Nobel Prize winner from namesake city visits to inspire Aberdeen

A Nobel prize-winning physicist will visit Aberdeen this autumn to inspire students, researchers and public from all walks of life with his story of determination, discovery and success.

Professor Douglas Osheroff, from Aberdeen in Washington, USA, will travel this coming week from Stanford University in California to Aberdeen, Scotland.

The visit is being hosted by the School of Engineering at the University of Aberdeen.

While in the Granite City, Professor Osheroff will deliver this autumn’s RV Jones Distinguished Lecture in the King’s College Conference Centre on Wednesday 1 October. This is the latest in this biannual public lecture series in honour of Professor RV Jones, one of the University of Aberdeen’s most distinguished professors, best known for his work co-ordinating scientific intelligence during the Second World War.

The title of this year’s lecture will be How Changes in Science are Made, and will include his Professor Osheroff's own story of how he won a Nobel Prize, and what fascinates him about science and nature.

Professor Osheroff will also spend time with students in physics and engineering, meet researchers and lecturers and hear about new developments and projects underway at the University. An avid photographer, Professor Osheroff will also be making the most of his visit to indulge his hobby in the stunning scenery and sights of northeast Scotland.

Douglas Osheroff was awarded the Nobel Prize for Physics in 1996, with two colleagues, for the discovery of superfluidity in Helium-3. Superfluidity is a state of matter in which the substance behaves like a fluid with zero viscosity, and can self-propel and travel in a way that defies the forces of gravity and surface tension.

Douglas Osheroff was born and raised in the town of Aberdeen, Washington, then a lumber town in the Pacific Northwest of the United States. From an early age young Douglas was fascinated by high voltage electricity and gunpowder. He spent his college years at the California Institute of Technology and gained his PhD at Cornell University in 1972, which is where he and colleagues David Lee and Robert Richardson discovered superfluidity in liquid Helium-3. Osheroff then spent 15 years at AT&T Bell Laboratories before joining Stanford University in 1987, where he became an award-winning teacher and twice chair of the Stanford Department of Physics.
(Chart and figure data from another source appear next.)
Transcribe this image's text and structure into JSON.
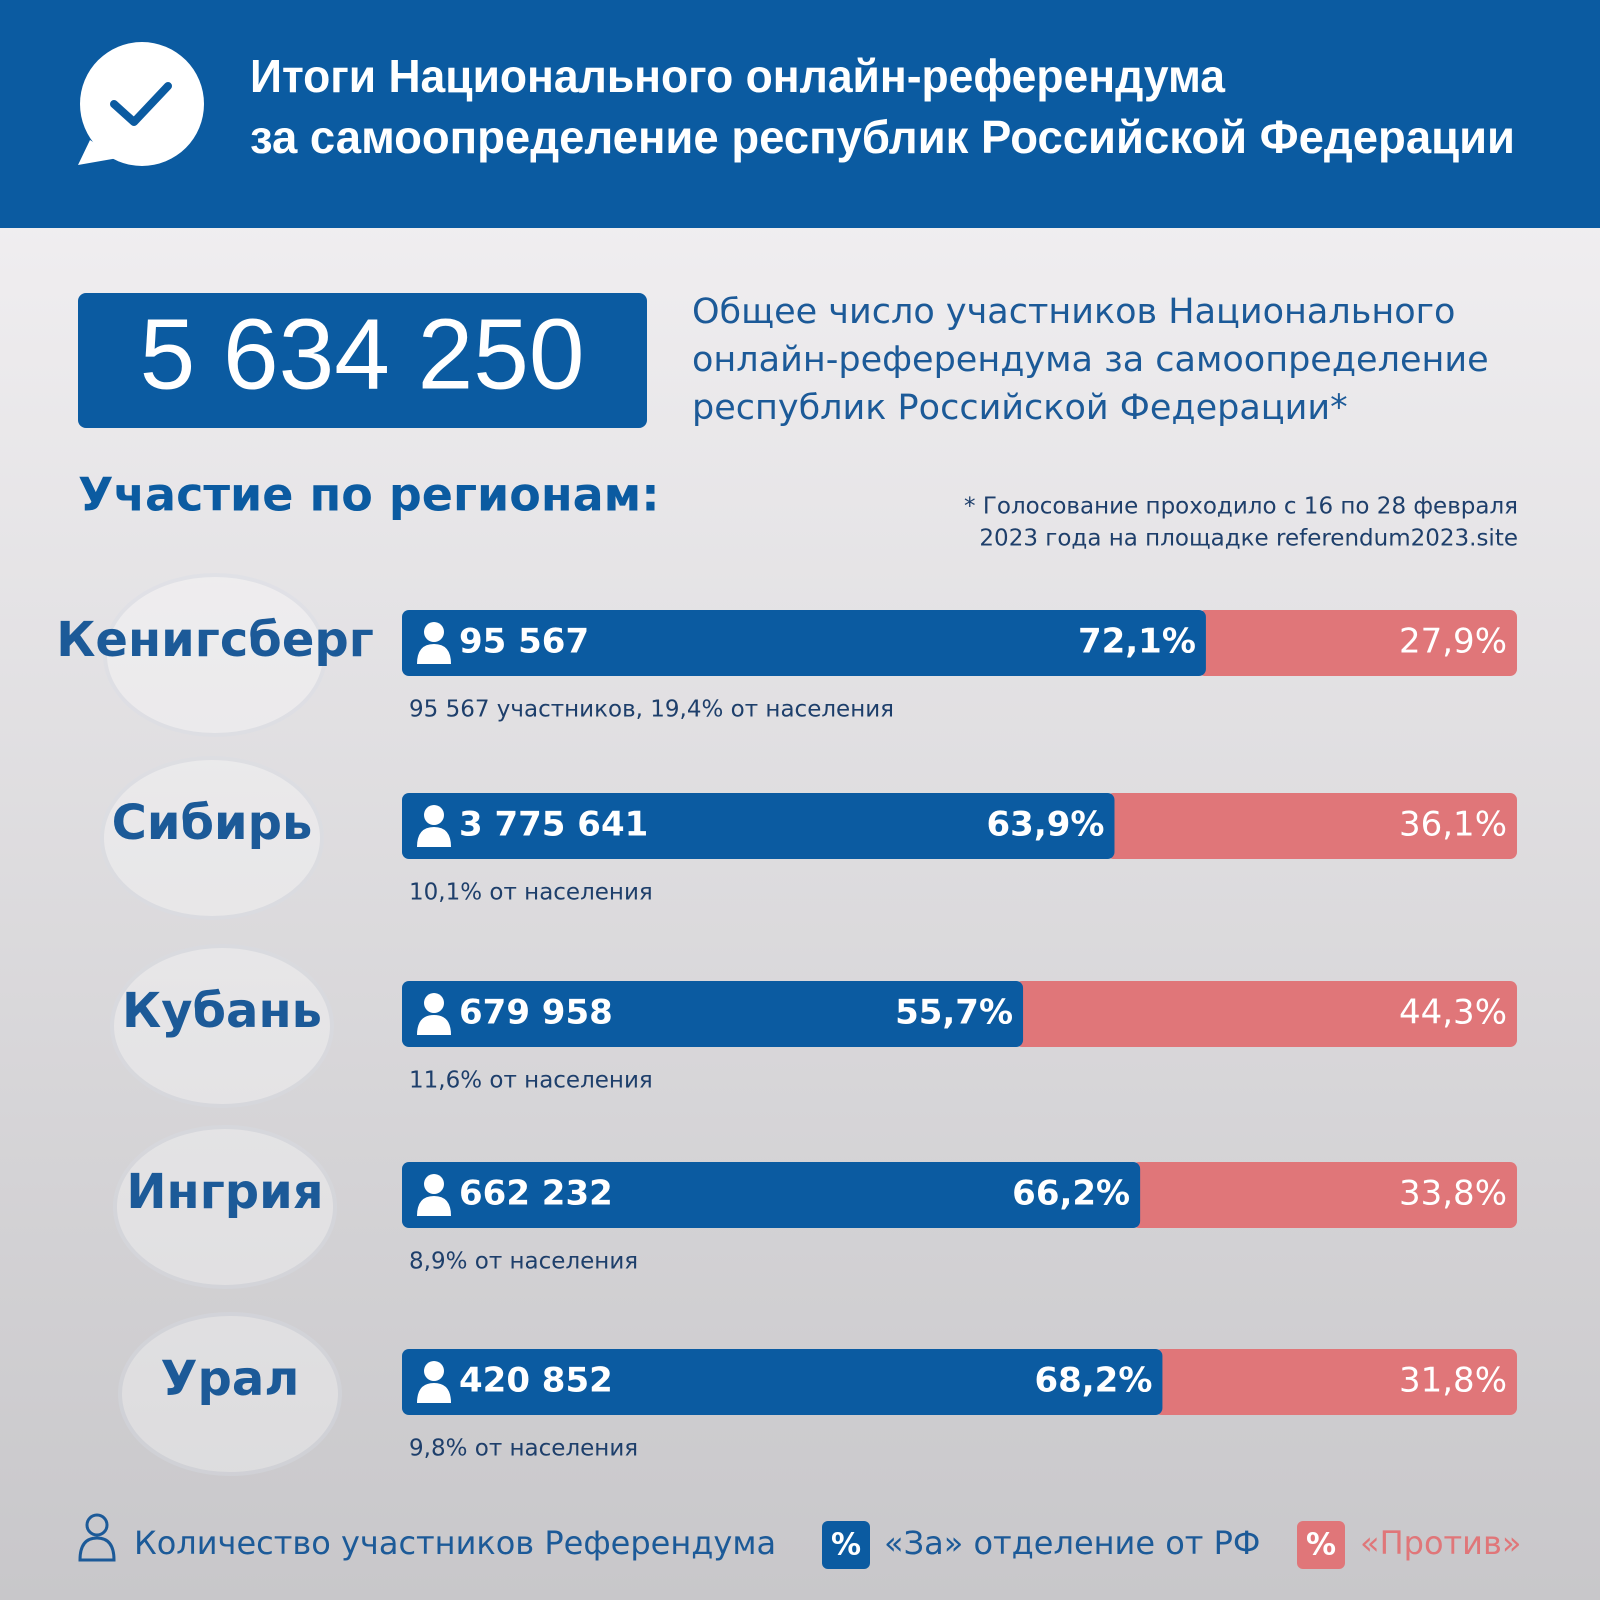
{
  "header": {
    "title_lines": [
      "Итоги Национального онлайн-референдума",
      "за самоопределение республик Российской Федерации"
    ]
  },
  "total": {
    "value": "5 634 250",
    "description_lines": [
      "Общее число участников Национального",
      "онлайн-референдума за самоопределение",
      "республик Российской Федерации*"
    ]
  },
  "regions_heading": "Участие по регионам:",
  "footnote_lines": [
    "* Голосование проходило с 16 по 28 февраля",
    "2023 года на площадке referendum2023.site"
  ],
  "regions": [
    {
      "name": "Кенигсберг",
      "participants": "95 567",
      "for": {
        "value": 72.1,
        "label": "72,1%"
      },
      "against": {
        "value": 27.9,
        "label": "27,9%"
      },
      "note": "95 567 участников, 19,4% от населения"
    },
    {
      "name": "Сибирь",
      "participants": "3 775 641",
      "for": {
        "value": 63.9,
        "label": "63,9%"
      },
      "against": {
        "value": 36.1,
        "label": "36,1%"
      },
      "note": "10,1% от населения"
    },
    {
      "name": "Кубань",
      "participants": "679 958",
      "for": {
        "value": 55.7,
        "label": "55,7%"
      },
      "against": {
        "value": 44.3,
        "label": "44,3%"
      },
      "note": "11,6% от населения"
    },
    {
      "name": "Ингрия",
      "participants": "662 232",
      "for": {
        "value": 66.2,
        "label": "66,2%"
      },
      "against": {
        "value": 33.8,
        "label": "33,8%"
      },
      "note": "8,9% от населения"
    },
    {
      "name": "Урал",
      "participants": "420 852",
      "for": {
        "value": 68.2,
        "label": "68,2%"
      },
      "against": {
        "value": 31.8,
        "label": "31,8%"
      },
      "note": "9,8% от населения"
    }
  ],
  "legend": {
    "participants": "Количество участников Референдума",
    "for_symbol": "%",
    "for": "«За» отделение от РФ",
    "against_symbol": "%",
    "against": "«Против»"
  }
}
In 1996 the Nobel Prize for Physics with David Lee and Robert Richardson capped a long list of awards for Douglas, including the Sir Francis Simon Memorial Award, the Oliver E. Buckley Prize, one of the first MacArthur Prize Fellowships, and in 1991, the Walter J. Gores Award for Excellence in Teaching at Stanford.

In the spring of 2003 Osheroff became a member of the Columbia Accident Investigation Board, the group that investigated the circumstances surrounding the destruction of Space Shuttle Columbia on re-entry in February 2003.

The RV Jones Distinguished Lecture Series provides invited lectures from distinguished speakers in areas of engineering related to research within the University’s School of Engineering. The lectures are intended to appeal to a diverse audience and typically draw upon a current research topic to present it in a style aimed at a wide audience from many walks of life.